When reflecting on my call to be an officer (minister) in The Salvation Army, and how to tell my story, this quote came to me: ‘Everything has a beginning, everything has an end. In Jesus we are constantly being drawn to both as we journey with him.’
My calling began at a time in my life that was leading down two paths. One path was of new life and a complete 180-degree turn from where I was. The other was dark, uncertain and with very little prospect of anything good coming from it.
I was 33 and a ‘ratbag’. My conduct was somewhat questionable. I decided to start my own business, but, sadly, it didn’t turn out well and I risked (along with my wife Naava) losing a lot of money. It could have been worse, as we were faced with losing the house as well.
But somehow God was there to prevent this happening, as all this was taking place in the beginning of our relationship with him. I had a strong feeling back then that things were going to change, that a new beginning was taking place. As to the future there was only this silent, secure resonance deep within me that all would be okay as long as I followed Jesus.
I had a past that had to be let go, friendships that had to dissolve and habits that had to be removed, all had to be replaced with only that which God wanted for me. Many questions came to my mind. What is it that God requires of me? What am I to do now I realise that all I had once been and done was not God’s will for my life?
In faith I talked to my church leaders and discussed with my Naava our future together, including officership, our calling and God in it all.
Two of my biggest hurdles were my age and my academic record. I was approaching 38 and had left school at 15 to work in the commercial fishing industry. I remember asking one of my high school English teachers, ‘Why should I learn how to write essays? I won’t need to do this to catch fish.’

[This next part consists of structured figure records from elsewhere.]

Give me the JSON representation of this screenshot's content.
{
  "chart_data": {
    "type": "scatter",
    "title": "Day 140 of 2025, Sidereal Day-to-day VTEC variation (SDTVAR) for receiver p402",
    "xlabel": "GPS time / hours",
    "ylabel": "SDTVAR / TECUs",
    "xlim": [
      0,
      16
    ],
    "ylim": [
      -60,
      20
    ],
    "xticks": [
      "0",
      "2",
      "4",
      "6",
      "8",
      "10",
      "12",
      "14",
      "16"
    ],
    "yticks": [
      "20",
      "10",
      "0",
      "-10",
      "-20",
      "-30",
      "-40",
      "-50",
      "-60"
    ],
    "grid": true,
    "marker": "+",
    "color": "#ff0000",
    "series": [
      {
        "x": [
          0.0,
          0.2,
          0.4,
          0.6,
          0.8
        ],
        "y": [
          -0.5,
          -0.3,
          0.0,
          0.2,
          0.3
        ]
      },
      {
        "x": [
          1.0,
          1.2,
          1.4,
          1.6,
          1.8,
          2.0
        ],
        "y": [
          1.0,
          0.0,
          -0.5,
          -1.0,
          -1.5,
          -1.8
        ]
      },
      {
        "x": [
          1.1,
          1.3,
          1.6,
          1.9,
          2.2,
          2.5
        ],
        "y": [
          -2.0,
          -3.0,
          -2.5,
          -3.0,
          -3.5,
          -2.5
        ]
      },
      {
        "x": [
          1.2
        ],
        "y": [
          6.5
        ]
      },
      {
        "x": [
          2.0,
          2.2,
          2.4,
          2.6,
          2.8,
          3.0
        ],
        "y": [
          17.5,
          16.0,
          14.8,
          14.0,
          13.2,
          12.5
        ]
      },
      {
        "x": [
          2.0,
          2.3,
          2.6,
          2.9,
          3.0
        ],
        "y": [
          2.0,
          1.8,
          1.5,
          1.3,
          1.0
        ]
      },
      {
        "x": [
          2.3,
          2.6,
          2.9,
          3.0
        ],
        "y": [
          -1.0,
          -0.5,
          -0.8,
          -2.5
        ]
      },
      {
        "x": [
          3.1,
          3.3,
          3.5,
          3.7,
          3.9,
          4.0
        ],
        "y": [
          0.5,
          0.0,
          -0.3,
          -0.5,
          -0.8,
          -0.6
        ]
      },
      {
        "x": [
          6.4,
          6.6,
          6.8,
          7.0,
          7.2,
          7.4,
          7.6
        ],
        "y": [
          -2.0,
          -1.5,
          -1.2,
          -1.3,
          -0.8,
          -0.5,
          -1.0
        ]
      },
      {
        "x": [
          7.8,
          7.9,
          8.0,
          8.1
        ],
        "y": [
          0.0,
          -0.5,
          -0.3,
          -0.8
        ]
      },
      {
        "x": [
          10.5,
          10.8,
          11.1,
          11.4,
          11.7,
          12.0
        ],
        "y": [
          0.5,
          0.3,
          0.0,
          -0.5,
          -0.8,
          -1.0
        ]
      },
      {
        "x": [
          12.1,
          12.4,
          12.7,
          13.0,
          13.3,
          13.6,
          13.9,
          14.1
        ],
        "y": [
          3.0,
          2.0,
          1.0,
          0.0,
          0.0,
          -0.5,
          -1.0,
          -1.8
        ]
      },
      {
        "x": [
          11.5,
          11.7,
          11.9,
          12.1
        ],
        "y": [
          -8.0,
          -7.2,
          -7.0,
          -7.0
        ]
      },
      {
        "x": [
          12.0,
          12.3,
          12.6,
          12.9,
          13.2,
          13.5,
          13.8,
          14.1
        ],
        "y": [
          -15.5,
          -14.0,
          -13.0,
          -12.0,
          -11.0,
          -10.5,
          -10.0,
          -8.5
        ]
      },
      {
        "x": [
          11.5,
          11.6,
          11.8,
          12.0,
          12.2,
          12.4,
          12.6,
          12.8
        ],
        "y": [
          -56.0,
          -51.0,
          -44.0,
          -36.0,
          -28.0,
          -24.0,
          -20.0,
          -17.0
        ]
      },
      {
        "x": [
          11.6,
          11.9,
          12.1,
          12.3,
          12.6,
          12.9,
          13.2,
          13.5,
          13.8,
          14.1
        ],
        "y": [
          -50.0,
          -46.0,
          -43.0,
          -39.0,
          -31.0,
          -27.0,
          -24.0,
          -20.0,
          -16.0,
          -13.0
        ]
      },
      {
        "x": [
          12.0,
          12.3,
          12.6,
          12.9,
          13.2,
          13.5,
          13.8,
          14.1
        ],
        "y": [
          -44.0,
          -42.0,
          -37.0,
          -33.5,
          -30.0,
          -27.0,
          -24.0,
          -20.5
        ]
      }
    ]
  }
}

Adjusting to life at The Salvation Army Training College was tough, but I was determined to do my best. While accepting that it was not going to be easy, I set myself the goal of getting a pass on my subjects. Thankfully, I had excellent teachers and college mates who encouraged me. I believe it was God who got me through and put these people in place to help me.
Challenges in ministry come from the most unexpected places. Some situations arise just when you seem to be at your busiest. Three years in a row I had a corps (church) member or a relative of a corps member decide that was the time for them to go back to God, all within the week of the Red Shield Appeal.
As to the future, I just seek that ever-constant reassurance that I am doing God’s will through—believe it or not—words and photos. I know I have to develop my administrative skills and rediscover that passion for deep, personal prayer. But the highs and the lows—or should I say the mountains and the valleys—are part of journey we all take with God;
More than 14 years have passed since my call to officership, and I’d encourage anyone considering their own call. It’s all about faith and commitment. Jesus is faithful, Jesus is committed. If there is a call on your life, no matter what you leave behind, it will never come close to that which God has in store for you.
*Cymon writes monthly for Warcry on photography. A collection of his images has been published in a devotional book, Vision, by Salvo Publishing.